No athlete under the age of 19 should be allowed to return to play while presenting with any SYMPTOMS of a potential head injury (McCrory, 2008).

A comprehensive assessment and subsequent diagnosis of head injury is relegated to medical and allied healthcare professionals with advanced formal training in managing concussions with a thorough undertanding of:

  • Brain (neural) function, particularly cognitive function
  • Protocols for acute and post-injury assessments
  • Utilization of neurocognitive assessment and interpretation of scores
  • Appropriate Medical Referral guidelines
  • Neuro-Imaging role in assessing concussion injury
  • Treatment and Care regimens, both acutely and during post-injury recovery 
  • Protocol for step-wise progression for returning to the classroom, and return to play
  • Concussion epidemiology and injury prevention interventions
 
Central Nervous System Functions
  • Consciousness/Alertness
  • Sensory: Vision, Hearing, Smell, Tactile sensation
  • Motor: Voluntary Movement
  • Cerebellar-Vestibular: Coordination/Balance
  • Cognition
  • Emotional State
 
Cognitive Function
  • Memory
    • Short-term memory centers
  • Orientation
  • Concentration
  • Reaction Time
  • Attention Span- Impulse Control
  • Processing Speed

 

Neuro-Imaging: Computer Tomography (CT) & standard Magnetic Resonance Imaging (MRI)

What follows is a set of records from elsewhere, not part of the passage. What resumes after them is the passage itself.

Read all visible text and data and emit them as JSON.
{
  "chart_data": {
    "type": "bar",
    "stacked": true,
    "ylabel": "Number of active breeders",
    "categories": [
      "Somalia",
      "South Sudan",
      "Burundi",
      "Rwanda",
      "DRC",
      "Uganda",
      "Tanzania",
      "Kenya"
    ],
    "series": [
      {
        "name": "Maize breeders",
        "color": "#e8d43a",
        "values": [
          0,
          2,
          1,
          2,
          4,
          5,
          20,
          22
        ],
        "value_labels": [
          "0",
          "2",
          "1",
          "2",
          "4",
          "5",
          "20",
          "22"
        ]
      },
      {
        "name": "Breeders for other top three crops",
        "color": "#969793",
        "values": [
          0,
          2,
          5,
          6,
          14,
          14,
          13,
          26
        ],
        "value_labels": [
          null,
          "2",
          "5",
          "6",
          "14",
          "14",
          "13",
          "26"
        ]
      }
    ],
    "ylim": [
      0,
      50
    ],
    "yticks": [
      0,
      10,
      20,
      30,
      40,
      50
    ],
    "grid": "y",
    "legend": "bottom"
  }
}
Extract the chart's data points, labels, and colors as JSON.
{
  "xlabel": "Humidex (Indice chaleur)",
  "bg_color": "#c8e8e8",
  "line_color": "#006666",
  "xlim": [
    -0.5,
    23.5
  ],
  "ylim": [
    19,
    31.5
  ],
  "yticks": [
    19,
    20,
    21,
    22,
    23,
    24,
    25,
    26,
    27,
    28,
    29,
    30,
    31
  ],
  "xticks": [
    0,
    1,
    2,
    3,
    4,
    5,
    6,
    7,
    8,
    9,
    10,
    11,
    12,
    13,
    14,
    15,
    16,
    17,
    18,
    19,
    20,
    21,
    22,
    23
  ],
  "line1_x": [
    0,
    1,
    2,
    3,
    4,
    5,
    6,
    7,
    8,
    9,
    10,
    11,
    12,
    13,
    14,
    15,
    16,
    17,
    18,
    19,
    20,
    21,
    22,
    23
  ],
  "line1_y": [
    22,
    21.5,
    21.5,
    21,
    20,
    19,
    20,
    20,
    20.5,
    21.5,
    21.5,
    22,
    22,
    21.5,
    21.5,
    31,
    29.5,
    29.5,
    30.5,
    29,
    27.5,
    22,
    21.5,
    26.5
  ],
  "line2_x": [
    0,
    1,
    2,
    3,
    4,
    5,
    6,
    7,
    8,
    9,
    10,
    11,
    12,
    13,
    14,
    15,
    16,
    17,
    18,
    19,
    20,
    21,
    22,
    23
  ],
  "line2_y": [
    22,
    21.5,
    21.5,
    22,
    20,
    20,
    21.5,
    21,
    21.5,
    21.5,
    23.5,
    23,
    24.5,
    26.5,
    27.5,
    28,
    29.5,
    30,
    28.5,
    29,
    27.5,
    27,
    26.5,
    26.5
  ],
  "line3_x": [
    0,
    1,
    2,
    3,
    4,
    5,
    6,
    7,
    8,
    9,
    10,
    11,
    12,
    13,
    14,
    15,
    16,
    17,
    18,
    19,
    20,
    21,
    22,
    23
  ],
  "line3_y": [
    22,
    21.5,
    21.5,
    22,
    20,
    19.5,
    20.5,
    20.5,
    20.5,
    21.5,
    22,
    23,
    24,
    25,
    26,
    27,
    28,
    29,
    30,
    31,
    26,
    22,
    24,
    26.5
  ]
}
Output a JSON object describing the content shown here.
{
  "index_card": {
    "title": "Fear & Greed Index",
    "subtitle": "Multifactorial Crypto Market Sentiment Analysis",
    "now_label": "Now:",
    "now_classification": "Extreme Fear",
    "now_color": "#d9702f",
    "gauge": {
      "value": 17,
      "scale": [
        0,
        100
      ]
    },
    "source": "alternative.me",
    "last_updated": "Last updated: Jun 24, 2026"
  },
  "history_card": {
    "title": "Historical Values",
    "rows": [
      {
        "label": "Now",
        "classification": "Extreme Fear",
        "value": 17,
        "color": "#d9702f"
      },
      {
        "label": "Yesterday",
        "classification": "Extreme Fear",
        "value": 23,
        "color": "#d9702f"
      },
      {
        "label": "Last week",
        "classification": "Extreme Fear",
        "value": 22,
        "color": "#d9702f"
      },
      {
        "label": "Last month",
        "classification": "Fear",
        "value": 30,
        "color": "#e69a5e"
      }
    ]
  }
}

  • instruments that study brain structure, identifying pathologic changes
  • Imaging studies are helpful in assessing intracranial bleeding which is typically associated with only the most severe form of head injuries, i.e. subdural, epidural hematomes, skull fracures.
  • Imaging is indicated acutely where unconsciousness, crescendo headaches, or repeated vomitting is noted.